"Hanno ragione gli agricoltori a
protestare contro le distorsioni del sistema agroalimentare.
Prodotti alimentari per un valore complessivo di 65 miliardi di
euro negli ultimi 10 anni sono stati importati in Italia e poi
venduti come Made in Italy, solo perché l'ultimo passaggio della
trasformazione è stato fatto in Italia.
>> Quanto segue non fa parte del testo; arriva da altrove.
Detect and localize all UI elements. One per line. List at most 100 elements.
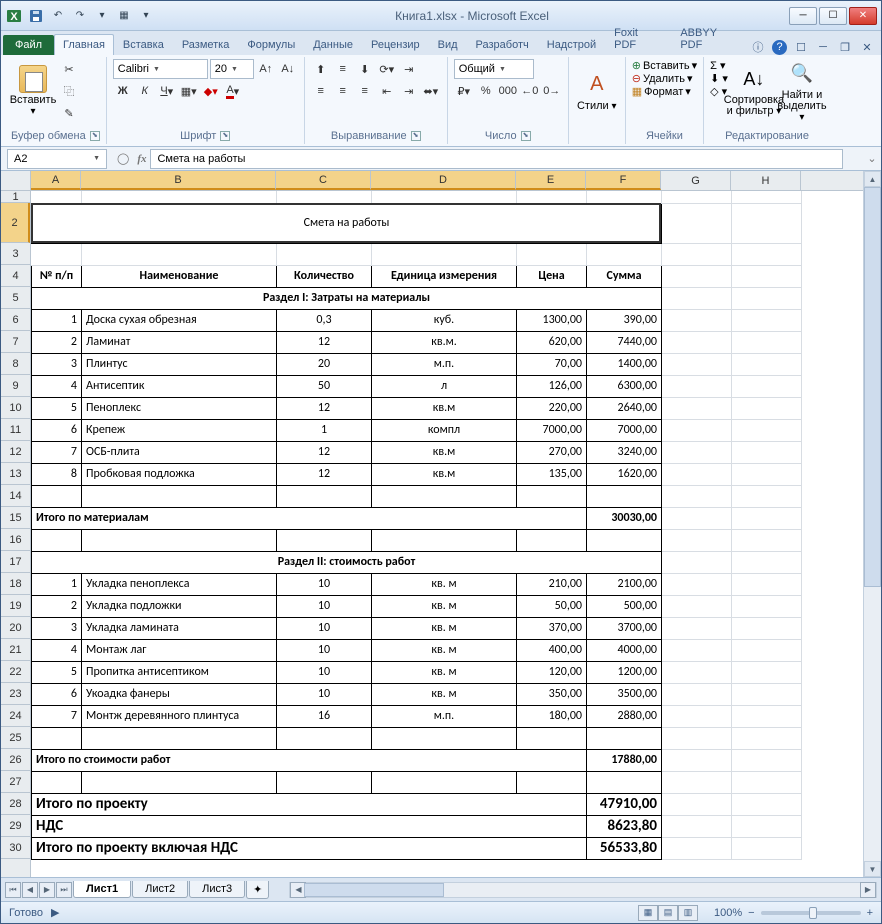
copy-button[interactable]: ⿻ — [59, 81, 79, 101]
font-name-combo[interactable]: Calibri▼ — [113, 59, 208, 79]
italic-button[interactable]: К — [135, 81, 155, 101]
row-header-25[interactable]: 25 — [1, 727, 30, 749]
page-layout-view-button[interactable]: ▤ — [658, 905, 678, 921]
ribbon-tab-данные[interactable]: Данные — [304, 34, 362, 55]
row-header-5[interactable]: 5 — [1, 287, 30, 309]
maximize-button[interactable]: ☐ — [819, 7, 847, 25]
zoom-in-button[interactable]: + — [867, 907, 873, 919]
redo-icon[interactable]: ↷ — [71, 7, 89, 25]
sheet-tab-Лист1[interactable]: Лист1 — [73, 881, 131, 898]
ribbon-tab-формулы[interactable]: Формулы — [238, 34, 304, 55]
zoom-slider[interactable] — [761, 911, 861, 915]
underline-button[interactable]: Ч ▾ — [157, 81, 177, 101]
sheet-nav-last[interactable]: ⏭ — [56, 882, 72, 898]
file-tab[interactable]: Файл — [3, 35, 54, 55]
number-format-combo[interactable]: Общий▼ — [454, 59, 534, 79]
row-header-16[interactable]: 16 — [1, 529, 30, 551]
align-center-button[interactable]: ≡ — [333, 81, 353, 101]
row-header-21[interactable]: 21 — [1, 639, 30, 661]
horizontal-scrollbar[interactable]: ◀ ▶ — [289, 882, 877, 898]
sheet-nav-first[interactable]: ⏮ — [5, 882, 21, 898]
vertical-scrollbar[interactable]: ▲ ▼ — [863, 171, 881, 877]
percent-button[interactable]: % — [476, 81, 496, 101]
row-header-10[interactable]: 10 — [1, 397, 30, 419]
scroll-up-button[interactable]: ▲ — [864, 171, 881, 187]
row-header-7[interactable]: 7 — [1, 331, 30, 353]
normal-view-button[interactable]: ▦ — [638, 905, 658, 921]
col-header-B[interactable]: B — [81, 171, 276, 190]
column-headers[interactable]: ABCDEFGH — [31, 171, 863, 191]
mdi-restore-icon[interactable]: ❐ — [837, 39, 853, 55]
align-left-button[interactable]: ≡ — [311, 81, 331, 101]
hscroll-thumb[interactable] — [304, 883, 444, 897]
row-header-3[interactable]: 3 — [1, 243, 30, 265]
new-sheet-button[interactable]: ✦ — [246, 881, 269, 899]
delete-cells-button[interactable]: ⊖ Удалить ▾ — [632, 72, 693, 85]
row-header-26[interactable]: 26 — [1, 749, 30, 771]
select-all-corner[interactable] — [1, 171, 31, 191]
row-header-24[interactable]: 24 — [1, 705, 30, 727]
name-box[interactable]: A2▼ — [7, 149, 107, 169]
fill-button[interactable]: ⬇ ▾ — [710, 72, 728, 85]
row-header-29[interactable]: 29 — [1, 815, 30, 837]
decrease-indent-button[interactable]: ⇤ — [377, 81, 397, 101]
row-header-18[interactable]: 18 — [1, 573, 30, 595]
col-header-F[interactable]: F — [586, 171, 661, 190]
ribbon-tab-вставка[interactable]: Вставка — [114, 34, 173, 55]
help-icon[interactable]: ? — [772, 40, 787, 55]
ribbon-tab-вид[interactable]: Вид — [429, 34, 467, 55]
sheet-tab-Лист2[interactable]: Лист2 — [132, 881, 188, 898]
merge-button[interactable]: ⬌▾ — [421, 81, 441, 101]
decrease-decimal-button[interactable]: 0→ — [542, 81, 562, 101]
ribbon-tab-abbyy pdf[interactable]: ABBYY PDF — [671, 22, 750, 55]
qat-more-icon[interactable]: ▾ — [93, 7, 111, 25]
row-header-17[interactable]: 17 — [1, 551, 30, 573]
number-dialog-launcher[interactable]: ⬊ — [521, 131, 531, 141]
mdi-minimize-icon[interactable]: ─ — [815, 39, 831, 55]
excel-icon[interactable]: X — [5, 7, 23, 25]
row-header-2[interactable]: 2 — [1, 203, 30, 243]
clipboard-dialog-launcher[interactable]: ⬊ — [90, 131, 100, 141]
minimize-button[interactable]: ─ — [789, 7, 817, 25]
insert-cells-button[interactable]: ⊕ Вставить ▾ — [632, 59, 697, 72]
row-header-8[interactable]: 8 — [1, 353, 30, 375]
col-header-G[interactable]: G — [661, 171, 731, 190]
increase-indent-button[interactable]: ⇥ — [399, 81, 419, 101]
row-header-20[interactable]: 20 — [1, 617, 30, 639]
macro-icon[interactable]: ▶ — [51, 906, 59, 919]
wrap-text-button[interactable]: ⇥ — [399, 59, 419, 79]
worksheet-grid[interactable]: ABCDEFGH 1234567891011121314151617181920… — [1, 171, 881, 877]
row-header-11[interactable]: 11 — [1, 419, 30, 441]
scroll-down-button[interactable]: ▼ — [864, 861, 881, 877]
col-header-E[interactable]: E — [516, 171, 586, 190]
sheet-nav-next[interactable]: ▶ — [39, 882, 55, 898]
formula-bar-expand[interactable]: ⌄ — [863, 152, 881, 165]
row-header-12[interactable]: 12 — [1, 441, 30, 463]
align-right-button[interactable]: ≡ — [355, 81, 375, 101]
fill-color-button[interactable]: ◆▾ — [201, 81, 221, 101]
row-header-13[interactable]: 13 — [1, 463, 30, 485]
sheet-nav-prev[interactable]: ◀ — [22, 882, 38, 898]
row-headers[interactable]: 1234567891011121314151617181920212223242… — [1, 191, 31, 877]
vscroll-thumb[interactable] — [864, 187, 881, 587]
ribbon-tab-разметка[interactable]: Разметка — [173, 34, 239, 55]
row-header-19[interactable]: 19 — [1, 595, 30, 617]
row-header-23[interactable]: 23 — [1, 683, 30, 705]
row-header-22[interactable]: 22 — [1, 661, 30, 683]
minimize-ribbon-icon[interactable]: ⓘ — [750, 39, 766, 55]
align-bottom-button[interactable]: ⬇ — [355, 59, 375, 79]
find-select-button[interactable]: 🔍 Найти и выделить ▾ — [780, 59, 824, 123]
row-header-15[interactable]: 15 — [1, 507, 30, 529]
row-header-27[interactable]: 27 — [1, 771, 30, 793]
borders-button[interactable]: ▦▾ — [179, 81, 199, 101]
paste-button[interactable]: Вставить ▾ — [11, 59, 55, 123]
formula-bar[interactable]: Смета на работы — [150, 149, 843, 169]
cut-button[interactable]: ✂ — [59, 59, 79, 79]
font-color-button[interactable]: A▾ — [223, 81, 243, 101]
row-header-28[interactable]: 28 — [1, 793, 30, 815]
save-icon[interactable] — [27, 7, 45, 25]
ribbon-tab-главная[interactable]: Главная — [54, 34, 114, 55]
format-painter-button[interactable]: ✎ — [59, 103, 79, 123]
format-cells-button[interactable]: ▦ Формат ▾ — [632, 85, 691, 98]
styles-button[interactable]: A Стили ▾ — [575, 59, 619, 123]
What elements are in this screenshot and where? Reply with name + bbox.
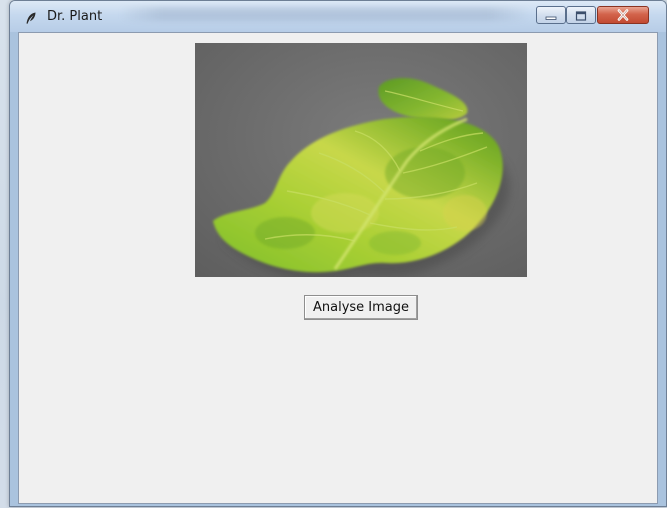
leaf-photo <box>195 43 527 277</box>
client-area: Analyse Image <box>18 32 658 504</box>
title-bar[interactable]: Dr. Plant <box>10 1 666 32</box>
minimize-button[interactable] <box>536 6 566 24</box>
close-icon <box>616 6 630 25</box>
blurred-background-text <box>120 7 530 21</box>
close-button[interactable] <box>597 6 649 24</box>
maximize-icon <box>575 6 587 25</box>
window-title: Dr. Plant <box>47 9 103 24</box>
analyse-image-button[interactable]: Analyse Image <box>304 295 418 320</box>
maximize-button[interactable] <box>566 6 596 24</box>
minimize-icon <box>545 6 557 25</box>
feather-icon <box>24 10 38 24</box>
app-window: Dr. Plant Analyse Image <box>9 0 667 507</box>
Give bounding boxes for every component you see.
Pomodori San Marzano
trasportati dall'Olanda a Verona, il pane pugliese prodotto a
Praga e destinato proprio alla Puglia, per non dire del
trasporto di animali vivi che giungono in Italia solo per la
macellazione e vengono poi venduti come carni italiane". A
sottolinearlo in una nota è la Presidente del Gruppo per le
Autonomie, Julia Unterberger.
"Tutto questo - aggiunge - non è solo un danno per gli
agricoltori, ma è anche una presa in giro dei consumatori, un
colpo all'ambiente e spesso una grande sofferenza per gli
animali. Inoltre, molte volte, gli alimenti importati
dall'estero contengono sostanze vietate in Italia".
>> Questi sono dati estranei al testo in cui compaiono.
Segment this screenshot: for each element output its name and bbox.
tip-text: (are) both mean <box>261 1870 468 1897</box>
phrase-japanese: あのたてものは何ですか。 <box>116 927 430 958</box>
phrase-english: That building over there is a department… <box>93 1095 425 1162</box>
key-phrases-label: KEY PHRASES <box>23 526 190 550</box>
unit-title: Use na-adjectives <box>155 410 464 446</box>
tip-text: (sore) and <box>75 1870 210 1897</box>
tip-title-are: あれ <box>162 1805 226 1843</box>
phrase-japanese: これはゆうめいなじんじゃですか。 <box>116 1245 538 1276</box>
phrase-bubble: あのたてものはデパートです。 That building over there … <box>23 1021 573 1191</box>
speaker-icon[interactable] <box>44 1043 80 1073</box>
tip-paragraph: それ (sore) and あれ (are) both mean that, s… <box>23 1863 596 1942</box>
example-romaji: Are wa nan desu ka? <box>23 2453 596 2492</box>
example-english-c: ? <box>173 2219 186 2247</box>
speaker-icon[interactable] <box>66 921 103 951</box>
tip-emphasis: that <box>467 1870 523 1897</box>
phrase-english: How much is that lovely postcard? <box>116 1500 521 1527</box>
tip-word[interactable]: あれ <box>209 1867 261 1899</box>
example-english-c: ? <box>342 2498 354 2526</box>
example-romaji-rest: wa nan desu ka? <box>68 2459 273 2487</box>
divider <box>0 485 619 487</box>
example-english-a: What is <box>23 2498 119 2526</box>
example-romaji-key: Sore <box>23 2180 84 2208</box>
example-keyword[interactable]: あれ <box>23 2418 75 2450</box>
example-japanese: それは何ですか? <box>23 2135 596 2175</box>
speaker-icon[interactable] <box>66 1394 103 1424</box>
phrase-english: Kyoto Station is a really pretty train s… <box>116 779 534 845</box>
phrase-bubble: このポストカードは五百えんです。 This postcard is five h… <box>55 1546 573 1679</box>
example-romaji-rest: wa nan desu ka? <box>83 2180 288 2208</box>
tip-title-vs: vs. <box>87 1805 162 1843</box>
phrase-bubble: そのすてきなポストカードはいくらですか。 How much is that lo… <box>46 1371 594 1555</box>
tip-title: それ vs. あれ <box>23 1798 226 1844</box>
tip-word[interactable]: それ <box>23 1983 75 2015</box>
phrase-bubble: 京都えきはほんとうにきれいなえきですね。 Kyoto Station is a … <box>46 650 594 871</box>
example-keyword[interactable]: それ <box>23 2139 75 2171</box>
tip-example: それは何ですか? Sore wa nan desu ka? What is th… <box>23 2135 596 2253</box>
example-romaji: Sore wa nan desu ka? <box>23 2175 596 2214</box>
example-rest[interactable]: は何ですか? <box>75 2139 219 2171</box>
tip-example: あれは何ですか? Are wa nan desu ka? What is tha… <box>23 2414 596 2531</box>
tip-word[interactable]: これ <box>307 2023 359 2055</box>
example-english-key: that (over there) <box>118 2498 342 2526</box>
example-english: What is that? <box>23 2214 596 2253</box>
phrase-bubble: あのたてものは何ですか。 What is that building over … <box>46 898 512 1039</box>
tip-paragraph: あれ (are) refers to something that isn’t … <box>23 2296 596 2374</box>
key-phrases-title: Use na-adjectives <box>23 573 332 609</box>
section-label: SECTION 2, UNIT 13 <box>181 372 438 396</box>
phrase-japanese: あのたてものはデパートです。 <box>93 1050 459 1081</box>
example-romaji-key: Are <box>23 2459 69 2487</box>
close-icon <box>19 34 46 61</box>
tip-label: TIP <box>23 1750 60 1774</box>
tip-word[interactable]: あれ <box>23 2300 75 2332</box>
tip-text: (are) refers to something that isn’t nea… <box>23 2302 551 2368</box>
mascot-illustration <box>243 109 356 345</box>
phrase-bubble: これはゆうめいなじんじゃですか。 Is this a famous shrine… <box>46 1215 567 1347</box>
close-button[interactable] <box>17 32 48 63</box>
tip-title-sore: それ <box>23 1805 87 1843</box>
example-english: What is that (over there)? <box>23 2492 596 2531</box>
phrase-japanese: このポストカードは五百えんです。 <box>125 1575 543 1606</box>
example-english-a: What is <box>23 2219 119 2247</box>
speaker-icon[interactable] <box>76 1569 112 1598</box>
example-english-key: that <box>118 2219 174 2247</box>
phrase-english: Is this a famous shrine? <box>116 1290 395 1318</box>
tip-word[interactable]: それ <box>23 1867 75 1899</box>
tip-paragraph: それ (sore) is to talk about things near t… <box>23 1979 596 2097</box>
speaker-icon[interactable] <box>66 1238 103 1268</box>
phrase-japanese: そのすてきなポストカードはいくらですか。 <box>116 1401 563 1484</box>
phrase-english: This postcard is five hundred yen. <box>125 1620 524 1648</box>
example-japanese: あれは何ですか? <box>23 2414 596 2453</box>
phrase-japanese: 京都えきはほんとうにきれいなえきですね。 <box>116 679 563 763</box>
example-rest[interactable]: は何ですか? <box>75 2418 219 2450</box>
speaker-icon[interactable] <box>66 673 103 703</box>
"Tutto questo - osserva - è la riprova che i costi dei
trasporti sono ancora troppo bassi e non tengono conto dei costi
per l'ambiente. Con il Green Deal l'Europa prova a sostenere le
produzioni a km zero, il biologico e tutto quello che può
mitigare l'effetto ambientale dell'industria agroalimentare. Se
davvero lo vuole fare, deve modificare la nozione di 'ultima
trasformazione' nella legge doganale: Made in Italy deve
significare che tutta la produzione è stata fatta in Italia e
non solo l'ultimo passaggio". "L'etichettatura deve essere più
rigorosa e indicare la provenienza degli alimenti. Se si vuole
raggiungere la cosiddetta sovranità alimentare, in tutti i
grandi luoghi della ristorazione pubblica come le mense
scolastiche e gli ospedali si devono acquistare prodotti a km
zero anche se costano di più. Tramite gli acquisti pubblici -
conclude - deve essere compensato il dumping dei generi
alimentari provenienti dell'estero e solo fintamente italiani".